Theorist Erik Erikson (1963) contended that each stage of life has its own psychosocial task, a crisis that needs resolution. Young children wrestle with issues of trust, then autonomy (independence), then initiative. School-age children strive for competence, feeling able and productive. But for people your age, the task is to synthesize past, present, and future possibilities into a clearer sense of self (Table 52.1). Adolescents wonder, “Who am I as an individual? What do I want to do with my life? What values should I live by? What do I believe in?” Erikson called this quest the adolescent’s search for identity.

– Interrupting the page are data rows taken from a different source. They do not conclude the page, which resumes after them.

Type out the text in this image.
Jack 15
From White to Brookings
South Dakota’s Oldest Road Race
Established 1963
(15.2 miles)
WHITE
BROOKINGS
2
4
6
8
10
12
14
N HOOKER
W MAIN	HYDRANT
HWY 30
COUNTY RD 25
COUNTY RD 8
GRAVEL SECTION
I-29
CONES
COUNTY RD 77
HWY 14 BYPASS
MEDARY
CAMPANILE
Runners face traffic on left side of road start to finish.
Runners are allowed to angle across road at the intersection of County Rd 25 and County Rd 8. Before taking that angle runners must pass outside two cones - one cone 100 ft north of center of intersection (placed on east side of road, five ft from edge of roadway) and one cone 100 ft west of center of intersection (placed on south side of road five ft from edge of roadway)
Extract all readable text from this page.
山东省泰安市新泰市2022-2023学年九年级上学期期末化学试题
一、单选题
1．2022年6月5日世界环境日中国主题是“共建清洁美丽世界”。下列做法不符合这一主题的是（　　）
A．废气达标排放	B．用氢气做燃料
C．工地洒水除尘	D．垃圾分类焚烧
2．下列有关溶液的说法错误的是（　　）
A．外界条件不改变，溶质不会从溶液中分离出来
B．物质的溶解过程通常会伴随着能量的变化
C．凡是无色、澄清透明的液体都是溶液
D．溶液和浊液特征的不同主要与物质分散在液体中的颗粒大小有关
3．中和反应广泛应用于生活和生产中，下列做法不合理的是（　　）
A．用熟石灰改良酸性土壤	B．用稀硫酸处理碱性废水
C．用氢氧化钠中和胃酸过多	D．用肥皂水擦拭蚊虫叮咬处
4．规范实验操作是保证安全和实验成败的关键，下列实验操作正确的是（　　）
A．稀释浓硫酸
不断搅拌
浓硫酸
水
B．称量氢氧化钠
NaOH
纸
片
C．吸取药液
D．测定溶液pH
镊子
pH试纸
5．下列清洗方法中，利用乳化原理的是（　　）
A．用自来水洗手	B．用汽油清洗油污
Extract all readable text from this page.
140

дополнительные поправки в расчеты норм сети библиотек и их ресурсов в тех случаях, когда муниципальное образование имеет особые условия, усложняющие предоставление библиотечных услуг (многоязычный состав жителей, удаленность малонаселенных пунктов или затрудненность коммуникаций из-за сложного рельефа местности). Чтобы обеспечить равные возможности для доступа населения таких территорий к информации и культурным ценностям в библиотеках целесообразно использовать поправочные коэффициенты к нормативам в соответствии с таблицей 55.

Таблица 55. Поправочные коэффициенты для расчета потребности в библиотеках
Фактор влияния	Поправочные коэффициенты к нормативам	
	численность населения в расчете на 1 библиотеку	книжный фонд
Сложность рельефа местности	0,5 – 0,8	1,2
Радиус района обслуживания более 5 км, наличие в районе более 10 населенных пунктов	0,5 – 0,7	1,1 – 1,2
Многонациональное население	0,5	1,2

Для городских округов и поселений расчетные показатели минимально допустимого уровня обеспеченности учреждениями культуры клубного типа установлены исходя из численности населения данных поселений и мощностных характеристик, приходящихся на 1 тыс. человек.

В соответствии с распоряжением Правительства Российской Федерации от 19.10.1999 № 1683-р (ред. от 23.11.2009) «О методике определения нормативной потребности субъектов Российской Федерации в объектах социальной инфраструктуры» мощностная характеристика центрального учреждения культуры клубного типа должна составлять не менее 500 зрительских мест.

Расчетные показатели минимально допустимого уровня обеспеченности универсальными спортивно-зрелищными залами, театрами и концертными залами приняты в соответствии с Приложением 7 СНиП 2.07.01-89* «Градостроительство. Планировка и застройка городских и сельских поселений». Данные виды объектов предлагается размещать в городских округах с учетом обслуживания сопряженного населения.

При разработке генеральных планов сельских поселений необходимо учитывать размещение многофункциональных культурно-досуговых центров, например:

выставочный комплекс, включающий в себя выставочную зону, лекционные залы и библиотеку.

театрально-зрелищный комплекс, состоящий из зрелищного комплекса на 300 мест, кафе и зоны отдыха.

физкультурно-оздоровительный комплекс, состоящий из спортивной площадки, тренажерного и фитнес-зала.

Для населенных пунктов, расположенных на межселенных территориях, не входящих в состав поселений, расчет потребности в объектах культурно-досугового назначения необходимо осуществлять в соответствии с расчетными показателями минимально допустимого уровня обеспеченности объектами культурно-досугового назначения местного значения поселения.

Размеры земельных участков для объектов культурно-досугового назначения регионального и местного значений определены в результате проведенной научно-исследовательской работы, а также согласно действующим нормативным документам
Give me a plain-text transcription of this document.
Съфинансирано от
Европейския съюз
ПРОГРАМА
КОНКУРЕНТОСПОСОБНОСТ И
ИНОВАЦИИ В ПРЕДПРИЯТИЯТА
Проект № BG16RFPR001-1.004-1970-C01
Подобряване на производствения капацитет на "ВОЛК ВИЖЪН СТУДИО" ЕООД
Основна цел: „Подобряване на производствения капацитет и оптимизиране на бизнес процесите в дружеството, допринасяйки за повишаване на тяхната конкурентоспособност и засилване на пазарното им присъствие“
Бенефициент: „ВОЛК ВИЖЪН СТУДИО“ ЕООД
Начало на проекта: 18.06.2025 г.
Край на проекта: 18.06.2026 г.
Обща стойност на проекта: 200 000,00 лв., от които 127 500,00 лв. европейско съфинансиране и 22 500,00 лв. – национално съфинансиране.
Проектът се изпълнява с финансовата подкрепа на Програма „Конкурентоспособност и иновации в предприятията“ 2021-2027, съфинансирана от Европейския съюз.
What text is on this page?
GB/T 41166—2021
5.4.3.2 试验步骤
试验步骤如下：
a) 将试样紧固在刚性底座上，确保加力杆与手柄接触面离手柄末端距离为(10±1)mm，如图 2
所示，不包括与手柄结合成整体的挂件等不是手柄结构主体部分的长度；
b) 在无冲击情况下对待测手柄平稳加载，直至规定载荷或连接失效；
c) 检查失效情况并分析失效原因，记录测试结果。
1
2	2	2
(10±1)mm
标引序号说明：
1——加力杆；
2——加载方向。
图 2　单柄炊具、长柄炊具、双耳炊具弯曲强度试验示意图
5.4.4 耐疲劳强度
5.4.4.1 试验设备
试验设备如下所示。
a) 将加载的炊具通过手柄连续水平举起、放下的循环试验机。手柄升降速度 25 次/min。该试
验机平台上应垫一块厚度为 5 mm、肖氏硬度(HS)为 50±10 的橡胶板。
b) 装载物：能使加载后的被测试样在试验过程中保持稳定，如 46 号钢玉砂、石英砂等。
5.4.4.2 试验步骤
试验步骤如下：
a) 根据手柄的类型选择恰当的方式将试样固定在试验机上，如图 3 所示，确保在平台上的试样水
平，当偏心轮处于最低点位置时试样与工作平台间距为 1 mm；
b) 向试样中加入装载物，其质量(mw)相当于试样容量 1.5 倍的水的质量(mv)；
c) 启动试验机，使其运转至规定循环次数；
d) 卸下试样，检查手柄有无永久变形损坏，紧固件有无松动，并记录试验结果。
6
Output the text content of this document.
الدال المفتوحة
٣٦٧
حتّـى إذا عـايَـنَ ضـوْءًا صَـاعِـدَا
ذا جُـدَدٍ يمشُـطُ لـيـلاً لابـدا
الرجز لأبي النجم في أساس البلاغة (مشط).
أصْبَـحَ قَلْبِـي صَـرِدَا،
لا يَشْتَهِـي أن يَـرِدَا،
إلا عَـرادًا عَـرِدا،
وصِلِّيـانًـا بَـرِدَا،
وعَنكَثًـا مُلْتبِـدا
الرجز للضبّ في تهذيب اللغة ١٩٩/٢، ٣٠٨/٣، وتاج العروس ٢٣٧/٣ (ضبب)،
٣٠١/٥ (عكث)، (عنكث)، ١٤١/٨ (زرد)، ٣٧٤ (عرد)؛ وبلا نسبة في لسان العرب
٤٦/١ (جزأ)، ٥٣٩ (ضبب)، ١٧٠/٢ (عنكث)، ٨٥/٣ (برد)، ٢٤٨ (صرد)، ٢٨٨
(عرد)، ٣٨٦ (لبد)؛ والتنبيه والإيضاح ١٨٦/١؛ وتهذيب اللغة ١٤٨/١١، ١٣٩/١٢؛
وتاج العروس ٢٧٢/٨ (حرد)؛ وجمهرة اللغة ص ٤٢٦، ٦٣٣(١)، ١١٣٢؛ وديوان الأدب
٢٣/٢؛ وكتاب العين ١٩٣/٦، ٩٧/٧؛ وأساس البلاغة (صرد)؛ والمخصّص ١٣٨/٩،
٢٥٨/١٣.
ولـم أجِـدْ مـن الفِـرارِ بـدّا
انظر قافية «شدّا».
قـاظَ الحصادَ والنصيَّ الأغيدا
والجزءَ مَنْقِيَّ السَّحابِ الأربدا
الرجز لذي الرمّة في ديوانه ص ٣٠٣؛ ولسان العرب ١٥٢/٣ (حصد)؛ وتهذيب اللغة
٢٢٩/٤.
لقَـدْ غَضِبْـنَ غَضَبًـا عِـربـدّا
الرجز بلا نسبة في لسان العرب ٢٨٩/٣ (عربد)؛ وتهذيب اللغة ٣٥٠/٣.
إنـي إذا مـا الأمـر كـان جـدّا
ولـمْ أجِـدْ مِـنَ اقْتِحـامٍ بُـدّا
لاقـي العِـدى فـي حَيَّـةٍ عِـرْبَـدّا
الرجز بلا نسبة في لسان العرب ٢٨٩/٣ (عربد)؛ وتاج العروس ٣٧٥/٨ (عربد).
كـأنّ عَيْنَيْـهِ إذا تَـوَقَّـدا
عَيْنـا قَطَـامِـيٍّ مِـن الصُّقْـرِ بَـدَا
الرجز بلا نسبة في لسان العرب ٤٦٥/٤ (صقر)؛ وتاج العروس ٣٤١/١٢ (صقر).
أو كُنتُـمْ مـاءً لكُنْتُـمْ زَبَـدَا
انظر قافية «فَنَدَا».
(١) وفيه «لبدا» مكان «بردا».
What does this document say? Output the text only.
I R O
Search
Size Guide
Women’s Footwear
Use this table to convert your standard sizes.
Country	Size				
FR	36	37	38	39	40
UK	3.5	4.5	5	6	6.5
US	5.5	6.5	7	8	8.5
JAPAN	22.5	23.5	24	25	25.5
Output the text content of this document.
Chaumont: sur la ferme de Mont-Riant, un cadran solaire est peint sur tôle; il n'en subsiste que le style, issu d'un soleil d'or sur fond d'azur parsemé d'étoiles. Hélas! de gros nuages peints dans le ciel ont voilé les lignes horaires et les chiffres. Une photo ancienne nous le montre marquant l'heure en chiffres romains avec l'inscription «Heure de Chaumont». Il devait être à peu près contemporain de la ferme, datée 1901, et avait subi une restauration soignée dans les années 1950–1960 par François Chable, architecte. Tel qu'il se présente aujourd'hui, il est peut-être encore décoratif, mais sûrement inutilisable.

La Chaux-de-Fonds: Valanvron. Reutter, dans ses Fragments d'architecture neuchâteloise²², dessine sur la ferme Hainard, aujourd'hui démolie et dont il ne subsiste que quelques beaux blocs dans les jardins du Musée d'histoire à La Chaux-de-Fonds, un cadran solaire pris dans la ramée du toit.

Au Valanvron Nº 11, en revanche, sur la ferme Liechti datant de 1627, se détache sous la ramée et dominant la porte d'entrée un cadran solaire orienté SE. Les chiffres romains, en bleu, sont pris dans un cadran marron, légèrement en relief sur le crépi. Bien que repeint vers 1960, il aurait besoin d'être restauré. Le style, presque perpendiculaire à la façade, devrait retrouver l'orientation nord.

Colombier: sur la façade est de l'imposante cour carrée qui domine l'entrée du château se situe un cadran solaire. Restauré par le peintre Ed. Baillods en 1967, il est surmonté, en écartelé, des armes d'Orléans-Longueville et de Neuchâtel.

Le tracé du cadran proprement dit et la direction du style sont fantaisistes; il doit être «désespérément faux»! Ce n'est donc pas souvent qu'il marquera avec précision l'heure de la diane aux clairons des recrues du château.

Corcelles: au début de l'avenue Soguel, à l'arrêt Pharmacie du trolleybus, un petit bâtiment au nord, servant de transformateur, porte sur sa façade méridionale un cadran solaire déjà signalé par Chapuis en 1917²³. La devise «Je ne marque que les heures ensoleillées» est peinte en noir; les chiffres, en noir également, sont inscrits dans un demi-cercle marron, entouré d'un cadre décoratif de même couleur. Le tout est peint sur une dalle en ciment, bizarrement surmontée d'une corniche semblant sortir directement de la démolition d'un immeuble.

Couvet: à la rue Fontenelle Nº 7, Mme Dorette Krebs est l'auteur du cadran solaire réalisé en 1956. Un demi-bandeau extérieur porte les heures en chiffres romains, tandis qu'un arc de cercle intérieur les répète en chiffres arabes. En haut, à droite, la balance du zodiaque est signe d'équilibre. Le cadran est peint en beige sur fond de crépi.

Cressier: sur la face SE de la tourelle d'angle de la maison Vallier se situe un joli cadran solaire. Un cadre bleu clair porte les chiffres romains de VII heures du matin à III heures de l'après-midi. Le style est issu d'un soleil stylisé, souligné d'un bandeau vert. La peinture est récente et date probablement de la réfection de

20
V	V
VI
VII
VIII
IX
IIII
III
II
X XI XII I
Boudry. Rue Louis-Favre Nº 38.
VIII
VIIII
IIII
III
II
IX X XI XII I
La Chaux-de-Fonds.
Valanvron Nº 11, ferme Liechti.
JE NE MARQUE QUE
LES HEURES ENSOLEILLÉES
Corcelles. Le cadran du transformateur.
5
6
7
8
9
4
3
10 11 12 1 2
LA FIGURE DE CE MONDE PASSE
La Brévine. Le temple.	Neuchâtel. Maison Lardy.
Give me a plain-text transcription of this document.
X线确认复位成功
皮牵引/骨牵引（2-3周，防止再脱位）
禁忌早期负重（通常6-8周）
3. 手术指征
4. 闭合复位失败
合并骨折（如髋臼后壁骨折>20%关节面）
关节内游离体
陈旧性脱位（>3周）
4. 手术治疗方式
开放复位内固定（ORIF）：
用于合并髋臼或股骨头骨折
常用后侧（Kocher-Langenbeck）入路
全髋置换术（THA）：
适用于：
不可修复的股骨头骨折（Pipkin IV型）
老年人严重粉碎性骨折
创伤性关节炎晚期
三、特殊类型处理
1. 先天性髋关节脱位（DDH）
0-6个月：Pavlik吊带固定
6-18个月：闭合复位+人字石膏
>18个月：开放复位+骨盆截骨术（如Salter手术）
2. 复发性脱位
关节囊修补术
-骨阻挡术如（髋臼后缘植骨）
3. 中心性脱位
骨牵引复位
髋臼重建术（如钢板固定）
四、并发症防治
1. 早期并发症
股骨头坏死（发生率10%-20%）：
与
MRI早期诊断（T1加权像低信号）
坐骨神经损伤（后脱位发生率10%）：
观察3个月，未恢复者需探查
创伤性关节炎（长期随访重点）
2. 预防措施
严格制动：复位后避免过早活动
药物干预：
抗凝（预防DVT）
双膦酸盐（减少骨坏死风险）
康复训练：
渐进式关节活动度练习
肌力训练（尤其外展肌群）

Stage (approximate age) | Issue | Description of Task |
---|---|---|
Infancy (to 1 year) | Trust vs. mistrust | If needs are dependably met, infants develop a sense of basic trust. |
Toddlerhood (1 to 3 years) | Autonomy vs. shame and doubt | Toddlers learn to exercise their will and do things for themselves, or they doubt their abilities. |
Preschool (3 to 6 years) | Initiative vs. guilt | Preschoolers learn to initiate tasks and carry out plans, or they feel guilty about their efforts to be independent. |
Elementary school (6 years to puberty) | Competence vs. inferiority | Children learn the pleasure of applying themselves to tasks, or they feel inferior. |
Adolescence (teen years into 20s) | Identity vs. role confusion | Teenagers work at refining a sense of self by testing roles and then integrating them to form a single identity, or they become confused about who they are. |
Young adulthood (20s to early 40s) | Intimacy vs. isolation | Young adults struggle to form close relationships and to gain the capacity for intimate love, or they feel socially isolated. |
Middle adulthood (40s to 60s) | Generativity vs. stagnation | Middle-aged people discover a sense of contributing to the world, usually through family and work, or they may feel a lack of purpose. |
Late adulthood (late 60s and up) | Integrity vs. despair | Reflecting on their lives, older adults may feel a sense of satisfaction or failure. |
As sometimes happens in psychology, Erikson’s interests were bred by his own life experience. As the son of a Jewish mother and a Danish Gentile father, Erikson was “doubly an outsider,” reported Morton Hunt (1993, p. 391). He was “scorned as a Jew in school but mocked as a Gentile in the synagogue because of his blond hair and blue eyes.” Such episodes fueled his interest in the adolescent struggle for identity.